Nosotros, los humanos, intentamos
siempre guiarnos por una razón; pero, ¿qué razón es esa? Debería ser la que nos
indique la mejor forma de vivir en paz, en un ámbito de respeto, en el marco
del amor, tal como lo han concebido todos los grandes sabios de la humanidad. O,
¿tal vez nos equivocamos y la razón sería aquello que induce en nosotros la
aplicación de la ley del más fuerte, como entre las fieras de la selva? El
marco de la competencia, de la guerra contra el otro, no se relaciona, para
nada, con esa manera de entender la sabiduría de los grandes guías espirituales
de la humanidad. ¿Se trata en la dominación de una ley natural o de un deseo
circunstancial? Este es el punto: ¿Vinimos al mundo para competir? ¿Será verdad
absoluta que la competencia es la madre del progreso? En algún momento de la
historia de la humanidad, la fuerza fue el elemento fundamental para la
supervivencia de nuestra especie. ¿Hemos avanzado tan poco en nuestro
desarrollo humano y tecnológico, como para que ese factor siga siendo el
fundamental? Si no fuera por los tres valores fundamentales que según Silo
mueven a la humanidad, (poder, dinero y prestigio)[i],
es decir, si no fuera por la constitución de un ser competitivo, interesado
fundamental en colocarse por encima de los demás, ¿podría existir la
competencia y tendría sentido la guerra? ¿Debe ser la fuerza bruta, -es decir,
la capacidad para imponer y dominar-, aún hoy, el fator decisivo, en las
relaciones de poder? ¿Seguimos en las mismas después de 21 siglos de
existencia? Estos, y muchos otros interrogantes que incitan a la divergencia,
deberían ser fundamentales en las discusiones acerca de cómo encontrar un modo
más estético, ético, decoroso y humano de convivir.

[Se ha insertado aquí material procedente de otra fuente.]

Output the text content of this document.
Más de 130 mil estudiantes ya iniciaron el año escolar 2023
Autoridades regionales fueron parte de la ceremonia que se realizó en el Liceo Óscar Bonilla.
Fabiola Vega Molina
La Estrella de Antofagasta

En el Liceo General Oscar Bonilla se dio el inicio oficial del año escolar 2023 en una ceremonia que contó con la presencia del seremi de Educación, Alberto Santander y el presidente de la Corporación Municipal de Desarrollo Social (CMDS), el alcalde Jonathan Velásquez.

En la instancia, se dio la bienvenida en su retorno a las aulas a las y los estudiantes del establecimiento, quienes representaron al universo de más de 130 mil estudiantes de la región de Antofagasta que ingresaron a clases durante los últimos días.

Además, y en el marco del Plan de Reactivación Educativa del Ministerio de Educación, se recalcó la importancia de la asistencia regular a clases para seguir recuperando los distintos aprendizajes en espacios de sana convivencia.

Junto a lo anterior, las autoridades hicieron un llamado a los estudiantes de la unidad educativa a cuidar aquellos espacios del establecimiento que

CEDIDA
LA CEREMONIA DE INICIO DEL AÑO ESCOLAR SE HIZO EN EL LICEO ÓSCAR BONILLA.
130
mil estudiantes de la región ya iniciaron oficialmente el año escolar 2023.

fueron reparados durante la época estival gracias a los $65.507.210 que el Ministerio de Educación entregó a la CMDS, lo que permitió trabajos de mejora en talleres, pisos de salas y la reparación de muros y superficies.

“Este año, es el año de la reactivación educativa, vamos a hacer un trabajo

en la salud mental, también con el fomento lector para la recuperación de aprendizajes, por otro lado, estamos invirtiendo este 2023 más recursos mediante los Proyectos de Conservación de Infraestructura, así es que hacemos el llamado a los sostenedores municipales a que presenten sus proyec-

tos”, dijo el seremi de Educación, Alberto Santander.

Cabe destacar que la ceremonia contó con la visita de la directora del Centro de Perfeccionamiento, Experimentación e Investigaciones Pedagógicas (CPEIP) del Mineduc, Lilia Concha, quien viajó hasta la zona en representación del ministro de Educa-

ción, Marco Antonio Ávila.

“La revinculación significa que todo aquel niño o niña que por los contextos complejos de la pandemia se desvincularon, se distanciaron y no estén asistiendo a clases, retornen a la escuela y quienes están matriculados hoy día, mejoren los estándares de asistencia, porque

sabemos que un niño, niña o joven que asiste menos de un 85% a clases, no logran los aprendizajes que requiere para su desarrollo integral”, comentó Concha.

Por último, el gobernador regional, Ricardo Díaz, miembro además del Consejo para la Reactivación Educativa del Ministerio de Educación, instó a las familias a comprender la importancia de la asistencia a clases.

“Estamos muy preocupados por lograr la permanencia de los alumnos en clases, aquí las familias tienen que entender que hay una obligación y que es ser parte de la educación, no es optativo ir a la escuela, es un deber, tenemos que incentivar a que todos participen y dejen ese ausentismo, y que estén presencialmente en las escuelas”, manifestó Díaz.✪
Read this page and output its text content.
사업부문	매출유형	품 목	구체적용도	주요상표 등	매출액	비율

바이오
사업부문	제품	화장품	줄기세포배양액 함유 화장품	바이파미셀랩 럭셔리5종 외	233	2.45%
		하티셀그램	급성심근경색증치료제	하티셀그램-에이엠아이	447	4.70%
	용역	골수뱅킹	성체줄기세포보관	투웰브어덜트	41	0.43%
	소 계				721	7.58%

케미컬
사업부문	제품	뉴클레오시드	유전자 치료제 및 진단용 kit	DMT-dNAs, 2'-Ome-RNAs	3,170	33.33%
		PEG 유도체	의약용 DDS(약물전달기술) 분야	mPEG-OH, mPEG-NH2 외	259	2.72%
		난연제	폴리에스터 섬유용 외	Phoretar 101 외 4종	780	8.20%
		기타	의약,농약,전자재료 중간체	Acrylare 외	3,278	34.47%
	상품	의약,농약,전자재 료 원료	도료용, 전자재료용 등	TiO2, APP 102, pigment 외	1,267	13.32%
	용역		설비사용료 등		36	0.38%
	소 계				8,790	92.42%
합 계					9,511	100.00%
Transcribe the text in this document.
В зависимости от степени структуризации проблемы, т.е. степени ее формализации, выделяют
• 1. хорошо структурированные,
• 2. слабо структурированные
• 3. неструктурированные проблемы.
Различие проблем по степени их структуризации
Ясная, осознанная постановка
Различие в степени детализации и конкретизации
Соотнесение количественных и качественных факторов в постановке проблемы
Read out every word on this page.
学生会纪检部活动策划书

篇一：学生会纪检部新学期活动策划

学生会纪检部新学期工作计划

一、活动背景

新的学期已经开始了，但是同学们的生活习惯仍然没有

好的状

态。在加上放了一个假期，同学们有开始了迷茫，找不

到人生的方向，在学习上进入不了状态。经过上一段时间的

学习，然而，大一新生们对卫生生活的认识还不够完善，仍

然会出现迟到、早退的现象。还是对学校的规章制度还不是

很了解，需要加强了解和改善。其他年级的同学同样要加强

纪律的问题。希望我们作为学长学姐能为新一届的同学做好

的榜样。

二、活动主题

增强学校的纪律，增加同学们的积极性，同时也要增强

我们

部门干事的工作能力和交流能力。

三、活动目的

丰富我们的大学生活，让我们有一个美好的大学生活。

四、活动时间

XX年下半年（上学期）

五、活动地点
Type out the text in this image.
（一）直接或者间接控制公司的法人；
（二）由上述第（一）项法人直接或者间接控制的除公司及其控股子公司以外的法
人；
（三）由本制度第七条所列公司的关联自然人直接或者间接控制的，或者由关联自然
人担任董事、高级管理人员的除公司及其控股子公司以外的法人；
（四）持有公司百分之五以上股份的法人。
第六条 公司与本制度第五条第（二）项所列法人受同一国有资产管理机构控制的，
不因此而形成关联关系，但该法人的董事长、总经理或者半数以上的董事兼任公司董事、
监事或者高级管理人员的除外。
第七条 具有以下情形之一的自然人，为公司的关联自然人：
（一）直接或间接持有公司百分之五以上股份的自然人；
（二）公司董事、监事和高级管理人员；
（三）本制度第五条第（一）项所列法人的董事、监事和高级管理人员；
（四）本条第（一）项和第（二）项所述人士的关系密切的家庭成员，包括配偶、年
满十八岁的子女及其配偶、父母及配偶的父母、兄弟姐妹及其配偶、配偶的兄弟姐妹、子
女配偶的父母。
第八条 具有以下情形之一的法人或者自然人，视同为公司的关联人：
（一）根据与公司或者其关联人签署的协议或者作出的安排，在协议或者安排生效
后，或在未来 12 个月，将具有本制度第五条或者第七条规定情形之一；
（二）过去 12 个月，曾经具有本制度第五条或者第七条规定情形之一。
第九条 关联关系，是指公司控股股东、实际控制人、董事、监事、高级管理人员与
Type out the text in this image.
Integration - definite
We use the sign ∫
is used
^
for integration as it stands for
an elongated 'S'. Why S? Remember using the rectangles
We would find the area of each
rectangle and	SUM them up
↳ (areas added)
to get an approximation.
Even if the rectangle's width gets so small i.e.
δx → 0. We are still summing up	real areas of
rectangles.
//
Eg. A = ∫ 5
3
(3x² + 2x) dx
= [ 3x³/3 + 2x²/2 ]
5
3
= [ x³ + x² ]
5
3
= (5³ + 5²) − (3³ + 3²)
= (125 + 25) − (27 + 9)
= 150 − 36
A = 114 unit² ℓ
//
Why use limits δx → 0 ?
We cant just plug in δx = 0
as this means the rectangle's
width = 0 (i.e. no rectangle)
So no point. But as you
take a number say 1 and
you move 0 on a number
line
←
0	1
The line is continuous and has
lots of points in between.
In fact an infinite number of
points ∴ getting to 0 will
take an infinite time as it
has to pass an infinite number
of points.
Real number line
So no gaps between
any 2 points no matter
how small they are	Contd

Pero también cabe otra pregunta: ¿es verdad incuestionable que la
convivencia pacífica, estimulante, halagadora, solamente es posible en el
comunismo? ¿No existen otras formas de convivencia pacífica y estimulantes de
la creatividad, de la inventiva, del desarrollo personal y social que estos dos
modelos (capitalismo o socialismo), cuyo fracaso, en el propósito de humanizar
la vida y hacer de la convivencia un placer, es evidente? Podríamos y deberíamos
mirar con más respeto los modelos indígenas, o el modelo que proponen los
nuevos humanistas, por ejemplo.
Se necesita, es verdad, la construcción de un nuevo modelo social, sin eliminar
el sector privado de la economía, porque no es esta la razón de la ignominia
que grandes sectores de la población del mundo viven. El determinismo económico
debe y tiene que ser cuestionado. ¿Somos como somos a causa del modelo
económico, o, por el contrario, el modelo económico es como es, a cusa de
nuestros modos de ser humanos? Hay sin duda una mutua implicación en este
dilema, pero la injusticia social no ha podido ser hasta ahora eliminada por
ningún sistema social, sea cual fuere: capitalismo, socialismo, comunismo, o
cooperativismo. Es bueno reflexionar seriamente sobre este hecho. Así que una
última pregunta para meditar: ¿Está la injusticia social, el desprecio por los
miembros de la sociedad marginados, fundamentada en el modelo económico o en
nuestras propias formas de ser humanos y de relacionarnos?